Monday, June 15, 2015

"Will Power" Review

After skipping the series when it aired in 2013, I recently went back to watch "Will Power" after reading some good reviews.

I originally didn't have an interest in watching "Will Power" because of leads Wayne Lai and Moses Chan, which sounds silly since they are TV Kings. I was tired of seeing Wayne in his usual yelling roles at the time and was never a fan of Moses save for a few enjoyable performances here and there. However, they both deliver superb performances here and anchor the series.

Wayne Lai was finally able to play a character here where he doesn't have to constantly be screaming since being promoted to leading actor. Wilson Yu is a very smart, sharp, and confident lawyer who can command attention in the courtroom while still overall being someone who is calm and mild-mannered (except when it comes to Sheila sometimes anyway), allowing Wayne to be much more at ease here. His personal life, particularly his health, is somewhat of a hot mess in the first third of the series, and he plays a convincing stroke victim before Wilson is able to move past his psychological obstacles and get back into the courtroom.

In pure comedies, Moses Chan easily becomes over the top and annoying (though I do suspect it is mostly under the command of the director and people behind the scenes), and in dramas, he can become boring. However, he excels at roles such as "Morris Lee" where his character gets to be comical, charming, light, and playful, while still showing that he's serious and can get the job done.

However, Wayne and Moses are better together than apart and play off each other very well. They will make you laugh out loud, particularly in the early scenes they share together with their rivalry, even if they do act childish. The banter they engage in later on remains hilarious, perhaps even more so because the audience knows these two lawyers have grown to greatly respect and even like each other despite what they may say. Although the ladies' characters here are a complete disappointment, the mens' behavior because of them or towards them could become pretty darn funny, showing how Wilson and Morris are serious lawyers, but silly and jealous little boys at heart when it comes to the women they love.

Unfortunately, similar praise cannot be said for the female leads. Christine Ng gets to sit and act all judge-like, and Fala Chen gets to box a little, but other than that, they are there mostly to serve as the love interests of our leading men. As a result, they perform adequately but simply do not have much material to work with. There was potential for us to witness Fala's "Eugene" become a better lawyer, but she was later moved to the sidelines. Wayne and Christine look compatible as husband and wife, while I enjoyed Fala and Moses much more as close friends, and thought they looked more like brother and sister when they became a couple.

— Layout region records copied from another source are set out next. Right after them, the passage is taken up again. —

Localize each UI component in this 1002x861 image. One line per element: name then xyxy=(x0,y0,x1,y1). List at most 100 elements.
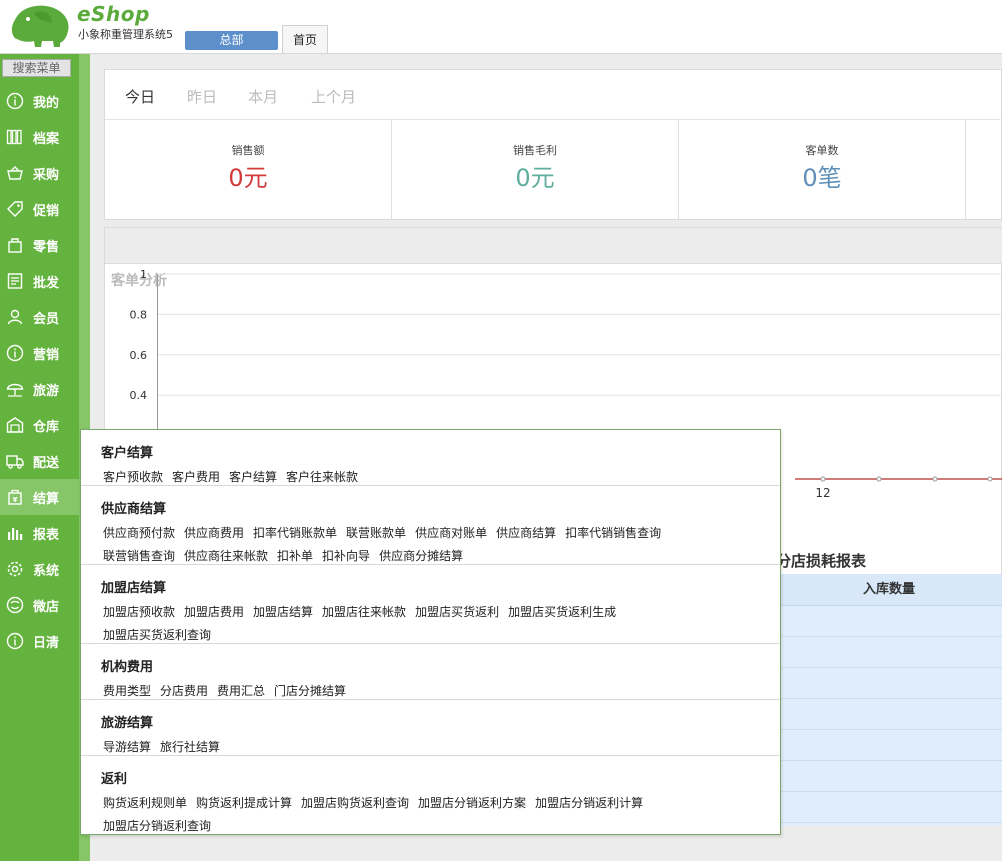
sidebar-item-member[interactable]: 会员 xyxy=(0,299,79,335)
umbrella-icon xyxy=(5,379,25,399)
table-row xyxy=(776,699,1002,730)
search-menu-button[interactable]: 搜索菜单 xyxy=(2,59,71,77)
menu-item[interactable]: 供应商预付款 xyxy=(103,522,175,545)
menu-group: 客户结算 客户预收款 客户费用 客户结算 客户往来帐款 xyxy=(81,430,780,486)
books-icon xyxy=(5,127,25,147)
sidebar-item-warehouse[interactable]: 仓库 xyxy=(0,407,79,443)
sidebar-item-settlement[interactable]: ¥ 结算 xyxy=(0,479,79,515)
stat-label: 客单数 xyxy=(805,144,839,157)
info-icon xyxy=(5,631,25,651)
summary-panel: 今日 昨日 本月 上个月 销售额 0元 销售毛利 0元 客单数 0笔 xyxy=(104,69,1002,220)
sidebar-item-promotion[interactable]: 促销 xyxy=(0,191,79,227)
settle-icon: ¥ xyxy=(5,487,25,507)
sidebar-item-archive[interactable]: 档案 xyxy=(0,119,79,155)
sidebar-item-marketing[interactable]: 营销 xyxy=(0,335,79,371)
basket-icon xyxy=(5,163,25,183)
data-point xyxy=(820,476,826,482)
table-row xyxy=(776,792,1002,823)
stat-value: 0笔 xyxy=(802,164,842,192)
menu-item[interactable]: 加盟店分销返利计算 xyxy=(535,792,643,815)
menu-item[interactable]: 扣率代销账款单 xyxy=(253,522,337,545)
sidebar-item-retail[interactable]: 零售 xyxy=(0,227,79,263)
sidebar-item-microstore[interactable]: 微店 xyxy=(0,587,79,623)
stat-value: 0元 xyxy=(228,164,268,192)
sidebar: 搜索菜单 我的 档案 采购 促销 零售 批发 会员 营销 旅游 仓库 配送 ¥ … xyxy=(0,54,79,861)
sidebar-item-label: 营销 xyxy=(33,347,60,363)
menu-item[interactable]: 扣率代销销售查询 xyxy=(565,522,661,545)
stat-row: 销售额 0元 销售毛利 0元 客单数 0笔 xyxy=(105,120,1002,220)
menu-item[interactable]: 购货返利提成计算 xyxy=(196,792,292,815)
menu-item[interactable]: 供应商结算 xyxy=(496,522,556,545)
y-tick-label: 0.8 xyxy=(130,308,148,321)
y-tick-label: 0.4 xyxy=(130,389,148,402)
sidebar-item-label: 系统 xyxy=(33,563,60,579)
menu-item[interactable]: 加盟店买货返利 xyxy=(415,601,499,624)
report-table: 入库数量 xyxy=(776,574,1002,826)
menu-item[interactable]: 加盟店费用 xyxy=(184,601,244,624)
table-row xyxy=(776,606,1002,637)
sidebar-item-mine[interactable]: 我的 xyxy=(0,83,79,119)
menu-item[interactable]: 加盟店分销返利查询 xyxy=(103,815,211,838)
info-icon xyxy=(5,91,25,111)
sidebar-item-label: 微店 xyxy=(33,599,60,615)
menu-item[interactable]: 购货返利规则单 xyxy=(103,792,187,815)
menu-item[interactable]: 供应商费用 xyxy=(184,522,244,545)
sidebar-item-label: 配送 xyxy=(33,455,60,471)
bag-icon xyxy=(5,235,25,255)
menu-item[interactable]: 加盟店结算 xyxy=(253,601,313,624)
stat-label: 销售毛利 xyxy=(513,144,557,157)
menu-group-items: 供应商预付款 供应商费用 扣率代销账款单 联营账款单 供应商对账单 供应商结算 扣率代销销售… xyxy=(103,522,723,568)
sidebar-item-wholesale[interactable]: 批发 xyxy=(0,263,79,299)
sidebar-item-label: 会员 xyxy=(33,311,60,327)
sidebar-item-system[interactable]: 系统 xyxy=(0,551,79,587)
tab-today[interactable]: 今日 xyxy=(125,86,155,107)
chart-header-bar xyxy=(105,228,1002,264)
date-tabs: 今日 昨日 本月 上个月 xyxy=(105,70,1002,120)
sidebar-item-delivery[interactable]: 配送 xyxy=(0,443,79,479)
menu-item[interactable]: 联营账款单 xyxy=(346,522,406,545)
stat-label: 销售额 xyxy=(231,144,265,157)
sidebar-item-label: 采购 xyxy=(33,167,60,183)
tab-yesterday[interactable]: 昨日 xyxy=(187,86,217,107)
menu-item[interactable]: 加盟店往来帐款 xyxy=(322,601,406,624)
menu-group: 供应商结算 供应商预付款 供应商费用 扣率代销账款单 联营账款单 供应商对账单 供应商结算扣… xyxy=(81,486,780,565)
menu-group: 旅游结算 导游结算 旅行社结算 xyxy=(81,700,780,756)
svg-text:¥: ¥ xyxy=(13,496,18,504)
menu-item[interactable]: 加盟店买货返利生成 xyxy=(508,601,616,624)
sidebar-item-travel[interactable]: 旅游 xyxy=(0,371,79,407)
menu-item[interactable]: 加盟店分销返利方案 xyxy=(418,792,526,815)
y-tick-label: 0.6 xyxy=(130,349,148,362)
menu-item[interactable]: 加盟店购货返利查询 xyxy=(301,792,409,815)
menu-item[interactable]: 加盟店预收款 xyxy=(103,601,175,624)
truck-icon xyxy=(5,451,25,471)
sidebar-item-daily-close[interactable]: 日清 xyxy=(0,623,79,659)
menu-group-items: 购货返利规则单 购货返利提成计算 加盟店购货返利查询 加盟店分销返利方案 加盟店分销返利… xyxy=(103,792,723,838)
x-tick-label: 12 xyxy=(815,486,830,500)
y-tick-label: 1 xyxy=(140,268,147,281)
branch-button[interactable]: 总部 xyxy=(185,31,278,50)
sidebar-nav: 我的 档案 采购 促销 零售 批发 会员 营销 旅游 仓库 配送 ¥ 结算 报表… xyxy=(0,83,79,659)
menu-group: 返利 购货返利规则单 购货返利提成计算 加盟店购货返利查询 加盟店分销返利方案 加盟店分销… xyxy=(81,756,780,836)
sidebar-item-label: 批发 xyxy=(33,275,60,291)
sidebar-item-label: 促销 xyxy=(33,203,60,219)
sidebar-item-label: 零售 xyxy=(33,239,60,255)
bar-chart-icon xyxy=(5,523,25,543)
menu-group-title: 加盟店结算 xyxy=(101,581,167,596)
gear-icon xyxy=(5,559,25,579)
sidebar-item-reports[interactable]: 报表 xyxy=(0,515,79,551)
stat-value: 0元 xyxy=(515,164,555,192)
sidebar-item-label: 我的 xyxy=(33,95,60,111)
user-icon xyxy=(5,307,25,327)
warehouse-icon xyxy=(5,415,25,435)
sidebar-item-label: 报表 xyxy=(33,527,60,543)
sidebar-item-purchase[interactable]: 采购 xyxy=(0,155,79,191)
info-icon xyxy=(5,343,25,363)
tab-last-month[interactable]: 上个月 xyxy=(311,86,356,107)
header: eShop 小象称重管理系统5 总部 首页 xyxy=(0,0,1002,54)
tab-home[interactable]: 首页 xyxy=(282,25,328,54)
data-point xyxy=(987,476,993,482)
sidebar-item-label: 旅游 xyxy=(33,383,60,399)
tab-this-month[interactable]: 本月 xyxy=(248,86,278,107)
tag-icon xyxy=(5,199,25,219)
menu-item[interactable]: 供应商对账单 xyxy=(415,522,487,545)
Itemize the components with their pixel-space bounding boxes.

Jason Chan's acting here remains rather unnatural, but he is helped by having a relatively likable character. Sire Ma does quite well in her street-smart role, but her performance becomes more unstable when "Nana" is raped, going from being strangely calm to overly hysterical from scene to scene.

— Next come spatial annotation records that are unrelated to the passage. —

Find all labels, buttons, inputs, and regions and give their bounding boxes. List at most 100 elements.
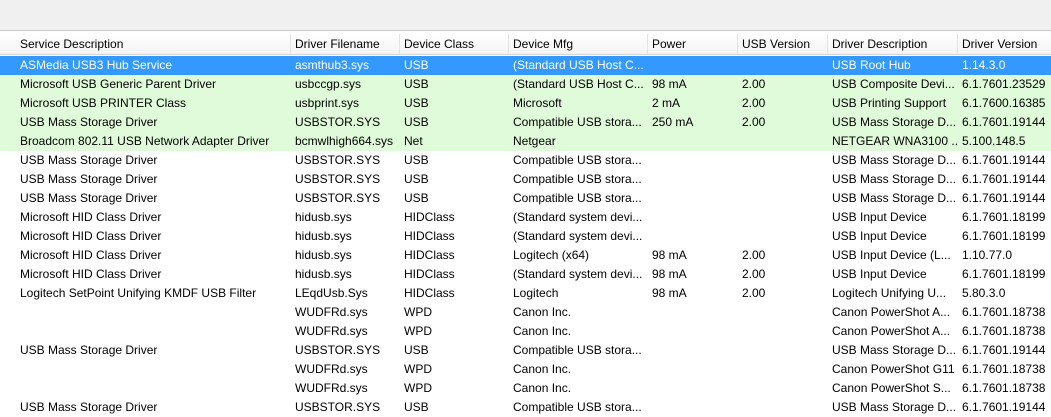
table-row[interactable]: USB Mass Storage Driver USBSTOR.SYS USB Com…: [0, 113, 1051, 132]
cell-usb-version: 2.00: [742, 77, 766, 91]
cell-usb-version: [738, 208, 828, 227]
table-row[interactable]: WUDFRd.sys WPD Canon Inc. Canon PowerShot G…: [0, 360, 1051, 379]
cell-device-class: WPD: [404, 381, 432, 395]
table-row[interactable]: USB Mass Storage Driver USBSTOR.SYS USB Com…: [0, 151, 1051, 170]
cell-service-description: Microsoft HID Class Driver: [20, 267, 162, 281]
cell-device-mfg: (Standard system devi...: [513, 267, 643, 281]
cell-device-class: WPD: [404, 362, 432, 376]
cell-driver-version: 6.1.7601.19144: [962, 191, 1046, 205]
cell-driver-description: USB Mass Storage D...: [832, 172, 957, 186]
cell-service-description: Broadcom 802.11 USB Network Adapter Driv…: [20, 134, 270, 148]
cell-service-description: [16, 360, 291, 379]
column-header-usb-version[interactable]: USB Version: [738, 34, 828, 54]
column-header-driver-version[interactable]: Driver Version: [958, 34, 1051, 54]
column-header-service-description[interactable]: Service Description: [16, 34, 291, 54]
cell-driver-description: Canon PowerShot S...: [832, 381, 951, 395]
cell-device-class: HIDClass: [404, 286, 455, 300]
cell-driver-filename: WUDFRd.sys: [295, 381, 368, 395]
cell-device-mfg: Compatible USB stora...: [513, 172, 642, 186]
cell-service-description: [16, 379, 291, 398]
cell-driver-description: USB Input Device (L...: [832, 248, 951, 262]
cell-driver-filename: USBSTOR.SYS: [295, 343, 381, 357]
cell-power: [648, 227, 738, 246]
column-header-power[interactable]: Power: [648, 34, 738, 54]
cell-device-class: USB: [404, 343, 429, 357]
column-header-driver-description[interactable]: Driver Description: [828, 34, 958, 54]
table-row[interactable]: USB Mass Storage Driver USBSTOR.SYS USB Com…: [0, 341, 1051, 360]
cell-power: [648, 189, 738, 208]
cell-device-mfg: (Standard USB Host C...: [513, 77, 644, 91]
table-row[interactable]: WUDFRd.sys WPD Canon Inc. Canon PowerShot A…: [0, 303, 1051, 322]
cell-power: [648, 208, 738, 227]
cell-service-description: Microsoft HID Class Driver: [20, 229, 162, 243]
cell-power: [648, 132, 738, 151]
table-row[interactable]: WUDFRd.sys WPD Canon Inc. Canon PowerShot S…: [0, 379, 1051, 398]
cell-driver-description: USB Mass Storage D...: [832, 191, 957, 205]
cell-driver-version: 6.1.7601.19144: [962, 153, 1046, 167]
cell-service-description: USB Mass Storage Driver: [20, 400, 158, 414]
table-row[interactable]: Microsoft HID Class Driver hidusb.sys HIDC…: [0, 265, 1051, 284]
cell-device-class: USB: [404, 172, 429, 186]
table-row[interactable]: WUDFRd.sys WPD Canon Inc. Canon PowerShot A…: [0, 322, 1051, 341]
column-header-device-class[interactable]: Device Class: [400, 34, 509, 54]
cell-driver-version: 6.1.7601.18199: [962, 267, 1046, 281]
cell-usb-version: [738, 132, 828, 151]
cell-driver-description: USB Root Hub: [832, 58, 911, 72]
cell-power: 98 mA: [652, 267, 687, 281]
cell-device-class: HIDClass: [404, 210, 455, 224]
table-row[interactable]: Microsoft HID Class Driver hidusb.sys HIDC…: [0, 227, 1051, 246]
table-row[interactable]: USB Mass Storage Driver USBSTOR.SYS USB Com…: [0, 170, 1051, 189]
cell-power: 98 mA: [652, 77, 687, 91]
cell-driver-version: 6.1.7601.19144: [962, 400, 1046, 414]
table-row[interactable]: Microsoft HID Class Driver hidusb.sys HIDC…: [0, 246, 1051, 265]
table-row[interactable]: Broadcom 802.11 USB Network Adapter Driv…: [0, 132, 1051, 151]
cell-driver-version: 6.1.7601.19144: [962, 115, 1046, 129]
cell-driver-version: 1.14.3.0: [962, 58, 1006, 72]
cell-service-description: USB Mass Storage Driver: [20, 115, 158, 129]
column-header-device-mfg[interactable]: Device Mfg: [509, 34, 648, 54]
cell-device-mfg: Compatible USB stora...: [513, 153, 642, 167]
cell-driver-description: NETGEAR WNA3100 ...: [832, 134, 958, 148]
cell-driver-description: USB Mass Storage D...: [832, 153, 957, 167]
table-row[interactable]: Logitech SetPoint Unifying KMDF USB Filt…: [0, 284, 1051, 303]
table-row[interactable]: Microsoft USB Generic Parent Driver usbcc…: [0, 75, 1051, 94]
cell-driver-description: Logitech Unifying U...: [832, 286, 947, 300]
cell-usb-version: [738, 360, 828, 379]
cell-power: [648, 360, 738, 379]
cell-device-mfg: (Standard system devi...: [513, 229, 643, 243]
cell-power: [648, 398, 738, 417]
cell-device-mfg: (Standard system devi...: [513, 210, 643, 224]
table-row[interactable]: USB Mass Storage Driver USBSTOR.SYS USB Com…: [0, 189, 1051, 208]
cell-usb-version: [738, 341, 828, 360]
cell-power: 98 mA: [652, 248, 687, 262]
cell-driver-filename: USBSTOR.SYS: [295, 172, 381, 186]
column-header-driver-filename[interactable]: Driver Filename: [291, 34, 400, 54]
cell-device-mfg: Microsoft: [513, 96, 562, 110]
cell-device-class: USB: [404, 153, 429, 167]
cell-device-class: USB: [404, 115, 429, 129]
cell-driver-version: 1.10.77.0: [962, 248, 1013, 262]
cell-driver-filename: USBSTOR.SYS: [295, 400, 381, 414]
cell-driver-description: USB Printing Support: [832, 96, 947, 110]
cell-driver-filename: WUDFRd.sys: [295, 324, 368, 338]
cell-driver-filename: hidusb.sys: [295, 210, 352, 224]
cell-device-mfg: Logitech: [513, 286, 559, 300]
cell-device-class: WPD: [404, 324, 432, 338]
cell-device-class: USB: [404, 58, 429, 72]
cell-device-mfg: Compatible USB stora...: [513, 343, 642, 357]
cell-device-mfg: (Standard USB Host C...: [513, 58, 644, 72]
cell-usb-version: 2.00: [742, 96, 766, 110]
table-row[interactable]: ASMedia USB3 Hub Service asmthub3.sys USB (…: [0, 56, 1051, 75]
table-row[interactable]: Microsoft HID Class Driver hidusb.sys HIDC…: [0, 208, 1051, 227]
cell-device-class: WPD: [404, 305, 432, 319]
cell-driver-version: 6.1.7601.19144: [962, 343, 1046, 357]
cell-power: [648, 303, 738, 322]
cell-driver-filename: hidusb.sys: [295, 248, 352, 262]
cell-service-description: [16, 303, 291, 322]
table-row[interactable]: Microsoft USB PRINTER Class usbprint.sys U…: [0, 94, 1051, 113]
cell-driver-version: 6.1.7601.19144: [962, 172, 1046, 186]
cell-driver-version: 6.1.7601.23529: [962, 77, 1046, 91]
table-row[interactable]: USB Mass Storage Driver USBSTOR.SYS USB Com…: [0, 398, 1051, 417]
cell-device-mfg: Canon Inc.: [513, 305, 572, 319]
cell-driver-version: 5.80.3.0: [962, 286, 1006, 300]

The MVP award goes to Vincent Wong, whose "Gilbert Sung" may not be the main character, but certainly a central one that moves the story along. In his early days, Vincent always appeared incredibly unnatural when portraying characters who are pompous rich guys, perhaps because it is far away from his real-life personality. Yet, although he slightly overacts at times, Vincent is able to really step into the shoes of Gilbert, an arrogant, immature, pill-popping rapist who got by on his daddy's money. By the end of the series, I became convinced that Vincent was a jerk in real life like his character. Also, kudos to him for yet again taking so many slaps from a veteran like a pro.

The veterans in the series get the job done, as always. Chung King-Fai is convincing in his scenes as a much more manipulative character than he usually plays. However, I couldn't help but notice and be annoyed by scenes where he is watching trials in the background of the courtroom, and how he always wears an angry facial expression that makes him look like he's sucking on a sour lemon. Power Chan is endearing and sympathetic as the autistic but kindhearted "Sung Ka Cheung," but unfortunately does not have too much to do.

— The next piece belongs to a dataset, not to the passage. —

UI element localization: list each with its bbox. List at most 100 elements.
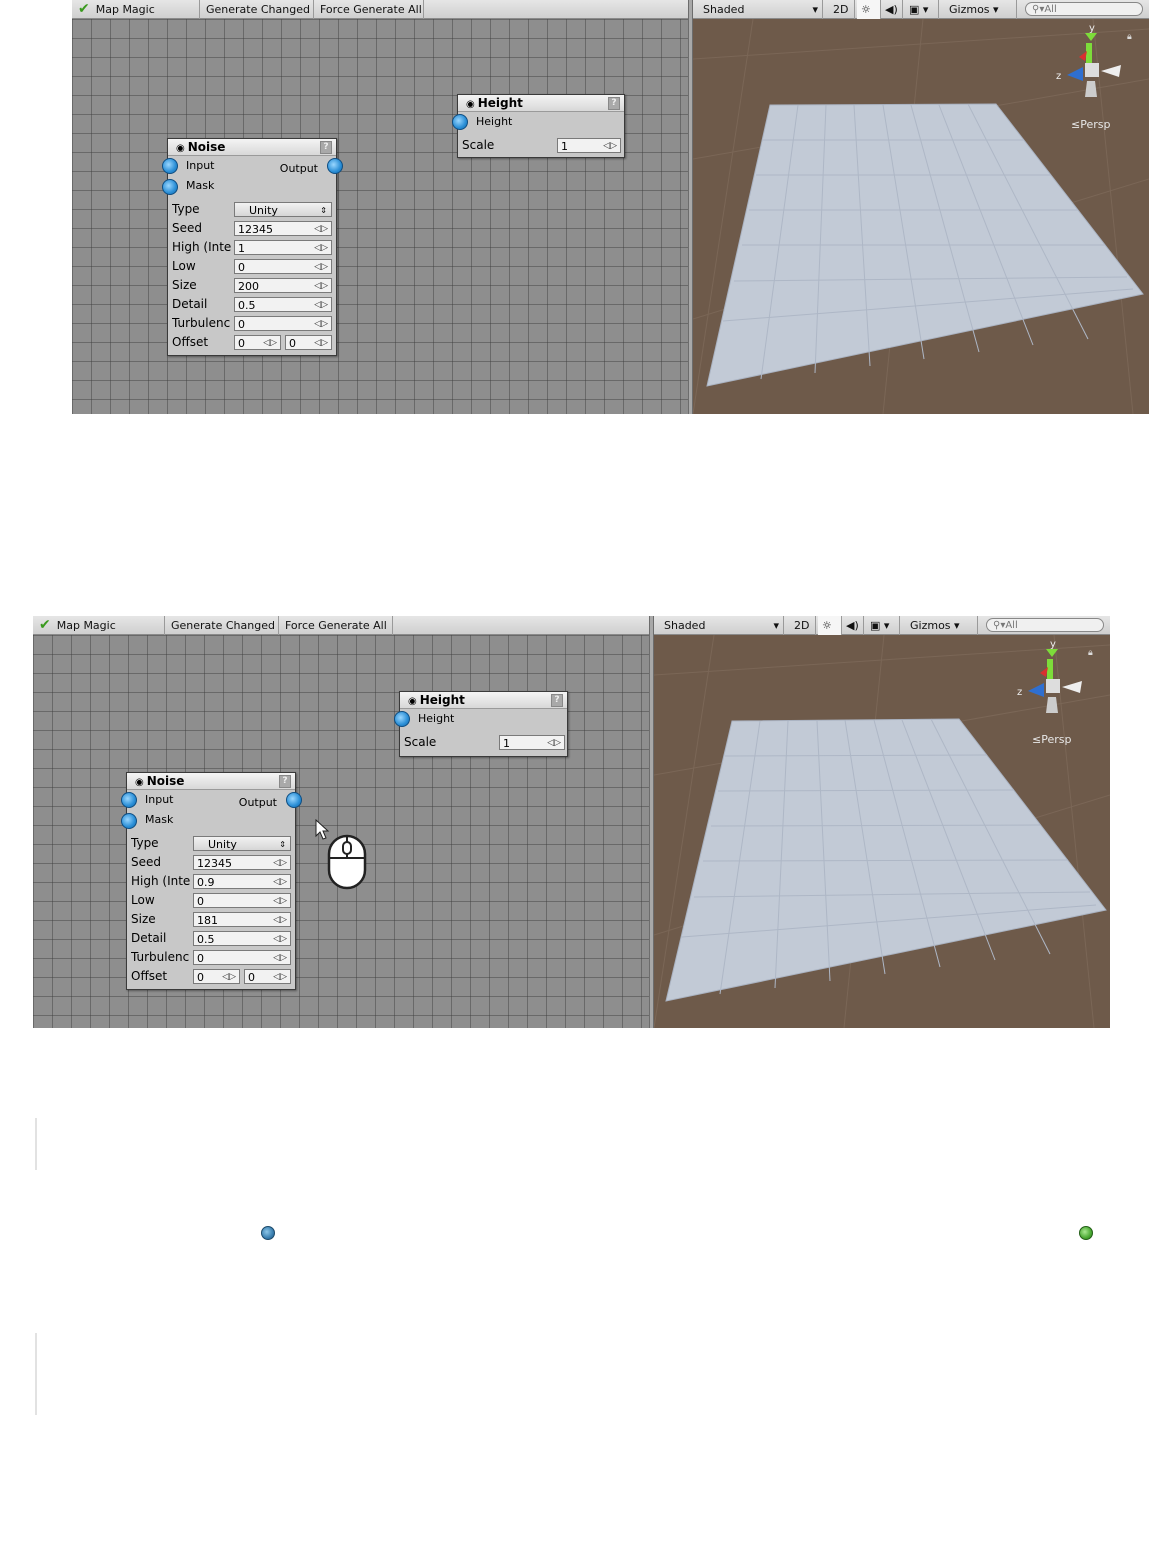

As a law drama, "Will Power" fares much better than TVB's last few efforts, and this is despite the fact that Christine, for whatever reason, is the judge on all the cases shown in the series despite being Wayne's ex-wife and Moses' ex-girlfriend. Conflict of interest may not exist in the universe of this series, but the probate cases are surprisingly quite interesting, and I was relieved that while the series incorporates a lot of humorous moments, the courtroom scenes were kept serious.

Overall, "Will Power" is a much more mature series than TVB's usual offerings these days. There's plenty of laughs and chuckles to go around, but there's no fooling around when these lawyers get to work, and thankfully, no overly messy relationships. The main characters here, for the most part, actually act like adults. For once, the scriptwriters decided to avoid a love triangle between the two leads, and the only "love triangle" in the series involves Wayne and Patrick Tang pining over Christine, but the handling of this situation is done decently with no immature fighting.

The series is appropriately paced, funny, and interesting, making this 32-episode drama an entertaining one that takes little effort to finish. The female leads leave much to be desired, but are mostly balanced out by our dynamic male leads. Not bad, TVB. Not bad at all.